Something is happening that’s worth talking about:
As we confront some of the greatest challenges we’ve ever faced at the global level, people are talking more about what matters most to them and about the future. Wellness, wellbeing and happiness are words we are consistently reading about in mainstream and social media, our politicians are concerned about mental health and corporates are sponsoring mindfulness programmes.
In the wider business communities mental health and psychological safety are major concerns. The marginalised are being included, fear-free zones for open dialogue are being created, diversity and inclusion are headlining corporate agendas. Whilst progress is being made these issues are often being highlighted from a genuine concern and in some instances when a crisis has occurred, we have yet to shift the business context regarding the subject of wellbeing from a ‘nice to have’ to wellbeing as an ‘essential foundation’ for business prosperity.

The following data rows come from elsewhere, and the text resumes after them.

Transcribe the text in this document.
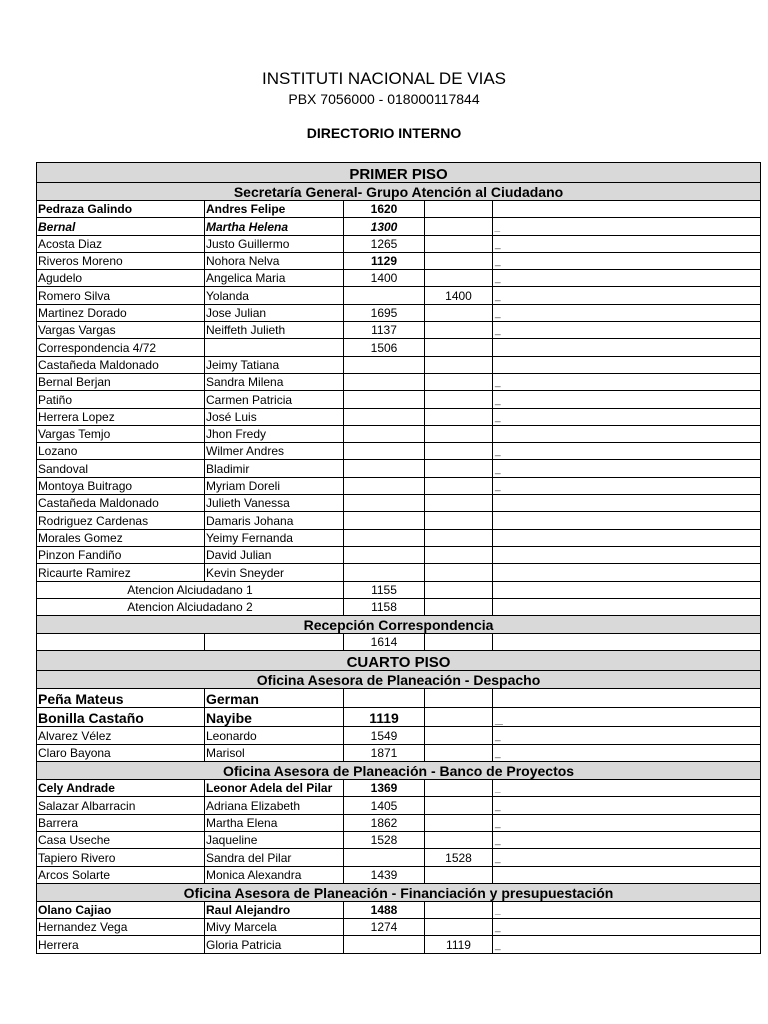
INSTITUTI NACIONAL DE VIAS
PBX 7056000 - 018000117844
DIRECTORIO INTERNO
PRIMER PISO				
Secretaría General- Grupo Atención al Ciudadano				
Pedraza Galindo	Andres Felipe	1620		
Bernal	Martha Helena	1300		_
Acosta Diaz	Justo Guillermo	1265		_
Riveros Moreno	Nohora Nelva	1129		_
Agudelo	Angelica Maria	1400		_
Romero Silva	Yolanda		1400	_
Martinez Dorado	Jose Julian	1695		_
Vargas Vargas	Neiffeth Julieth	1137		_
Correspondencia 4/72		1506		
Castañeda Maldonado	Jeimy Tatiana			
Bernal Berjan	Sandra Milena			_
Patiño	Carmen Patricia			_
Herrera Lopez	José Luis			_
Vargas Temjo	Jhon Fredy			
Lozano	Wilmer Andres			_
Sandoval	Bladimir			_
Montoya Buitrago	Myriam Doreli			_
Castañeda Maldonado	Julieth Vanessa			
Rodriguez Cardenas	Damaris Johana			
Morales Gomez	Yeimy Fernanda			
Pinzon Fandiño	David Julian			
Ricaurte Ramirez	Kevin Sneyder			
Atencion Alciudadano 1		1155		
Atencion Alciudadano 2		1158		
Recepción Correspondencia				
		1614		
CUARTO PISO				
Oficina Asesora de Planeación - Despacho				
Peña Mateus	German			
Bonilla Castaño	Nayibe	1119		_
Alvarez Vélez	Leonardo	1549		_
Claro Bayona	Marisol	1871		_
Oficina Asesora de Planeación - Banco de Proyectos				
Cely Andrade	Leonor Adela del Pilar	1369		_
Salazar Albarracin	Adriana Elizabeth	1405		_
Barrera	Martha Elena	1862		_
Casa Useche	Jaqueline	1528		_
Tapiero Rivero	Sandra del Pilar		1528	_
Arcos Solarte	Monica Alexandra	1439		
Oficina Asesora de Planeación - Financiación y presupuestación				
Olano Cajiao	Raul Alejandro	1488		_
Hernandez Vega	Mivy Marcela	1274		_
Herrera	Gloria Patricia		1119	_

The travel industry has changed incredibly catering to this burgeoning need: destinations are now becoming journeys of self-discovery. Travellers are going to exotic destinations to ‘find themselves’, visiting spas to restore and regenerate. For many, hobbies have become opportunities for personal development – yoga classes are booming. Alas in many situations after just 2 short weeks back at work life does not look very much different than before they left. Short term fixes, temporary relief from the stresses and strains or our lives does not produce transformation. The sad but true discovery for many is that optimum wellbeing is a continuum not an interim, a life long journey not a destination. A continuity of discipline and practice is needed to retain and continually regain a deep sense of wellbeing that remains with us even in the face of adversity.

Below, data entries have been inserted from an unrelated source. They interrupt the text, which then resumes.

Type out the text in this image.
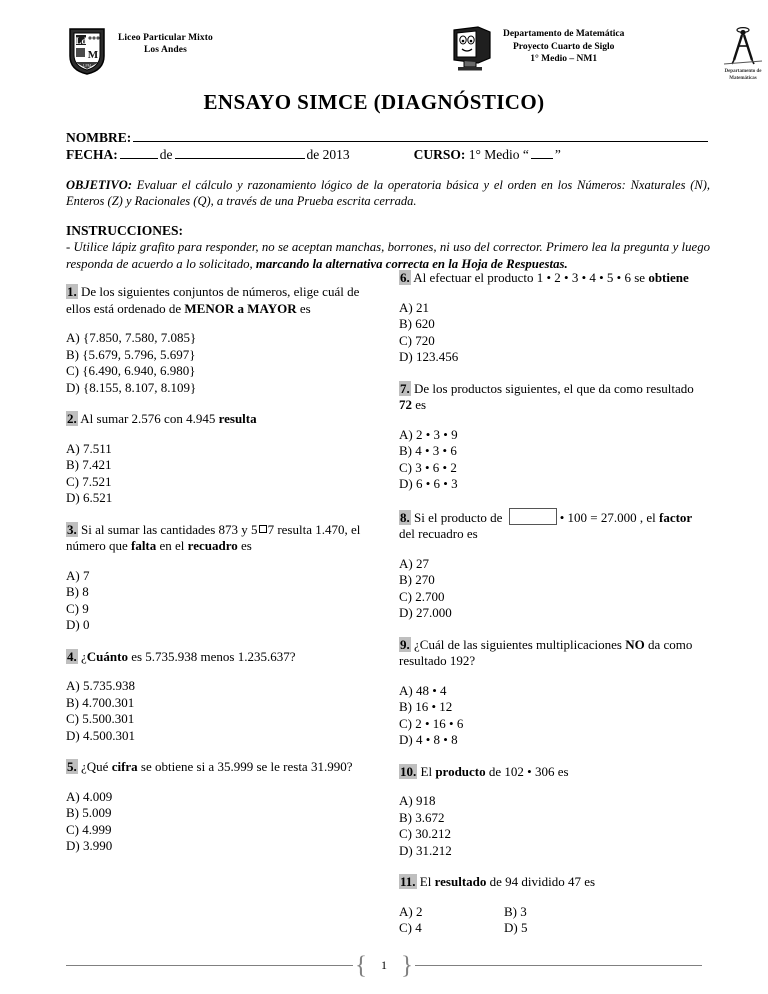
Ld
M
LPM
Liceo Particular Mixto
Los Andes
Departamento de Matemática
Proyecto Cuarto de Siglo
1° Medio – NM1
Departamento de
Matemáticas
ENSAYO SIMCE (DIAGNÓSTICO)
NOMBRE:
FECHA:	de	de 2013	CURSO:
1° Medio “ ”
OBJETIVO: Evaluar el cálculo y razonamiento lógico de la operatoria básica y el orden en los Números: Nxaturales (N), Enteros (Z) y Racionales (Q), a través de una Prueba escrita cerrada.
INSTRUCCIONES:
- Utilice lápiz grafito para responder, no se aceptan manchas, borrones, ni uso del corrector. Primero lea la pregunta y luego responda de acuerdo a lo solicitado, marcando la alternativa correcta en la Hoja de Respuestas.
1. De los siguientes conjuntos de números, elige cuál de ellos está ordenado de MENOR a MAYOR es
A) {7.850, 7.580, 7.085}
B) {5.679, 5.796, 5.697}
C) {6.490, 6.940, 6.980}
D) {8.155, 8.107, 8.109}
2. Al sumar 2.576 con 4.945 resulta
A) 7.511
B) 7.421
C) 7.521
D) 6.521
3. Si al sumar las cantidades 873 y 5 7 resulta 1.470, el número que falta en el recuadro es
A) 7
B) 8
C) 9
D) 0
4. ¿Cuánto es 5.735.938 menos 1.235.637?
A) 5.735.938
B) 4.700.301
C) 5.500.301
D) 4.500.301
5. ¿Qué cifra se obtiene si a 35.999 se le resta 31.990?
A) 4.009
B) 5.009
C) 4.999
D) 3.990
6. Al efectuar el producto 1 • 2 • 3 • 4 • 5 • 6 se obtiene
A) 21
B) 620
C) 720
D) 123.456
7. De los productos siguientes, el que da como resultado 72 es
A) 2 • 3 • 9
B) 4 • 3 • 6
C) 3 • 6 • 2
D) 6 • 6 • 3
8. Si el producto de	• 100 = 27.000 , el factor del recuadro es
A) 27
B) 270
C) 2.700
D) 27.000
9. ¿Cuál de las siguientes multiplicaciones NO da como resultado 192?
A) 48 • 4
B) 16 • 12
C) 2 • 16 • 6
D) 4 • 8 • 8
10. El producto de 102 • 306 es
A) 918
B) 3.672
C) 30.212
D) 31.212
11. El resultado de 94 dividido 47 es
A) 2	B) 3
C) 4	D) 5
{	1 }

In his book ‘Outliers’ Malcolm Gladwell writes of 10,000 hours being the number of hours that it takes to be masterful. If we counted the hours each of us have engaged in the conscious practice of being the best we can be and living well, what might that be? Living beyond the everyday notion of health & wellbeing, which is often seen as a ‘nice to have’ is flourishing. This state of being fully alive, of flourishing is dynamic. The greatest example is of course lies in Mother Nature with her wonderful ability to move through each season with grace. For us humans, it means moving through the seasons of the soul with grace, the letting go of the past and what no longer serves us, being able to return to the better version of ourselves in the face of setbacks, embracing the new as it arrives, being engaged in meaningful work and having a purpose that enlivens us.
With the privileges and choices we have in our western lives, combined with the resources we now have available at our finger tips its time to transcend our reasons and justifications for neglecting our responsibility for personal health and wellbeing and move to a new level of conscious action and disciplined practices which would enable us to flourish. We all are seeking to thrive not simply survive. At the corporate level leaders who genuinely care for their people are able to contribute in this state of flourishing within the enterprise by valuing the contribution of their people, engaging them in the vision and purpose of the enterprise and providing environments in which people will succeed enabling a shift from single focus on profit and results to human flourishing and business prosperity.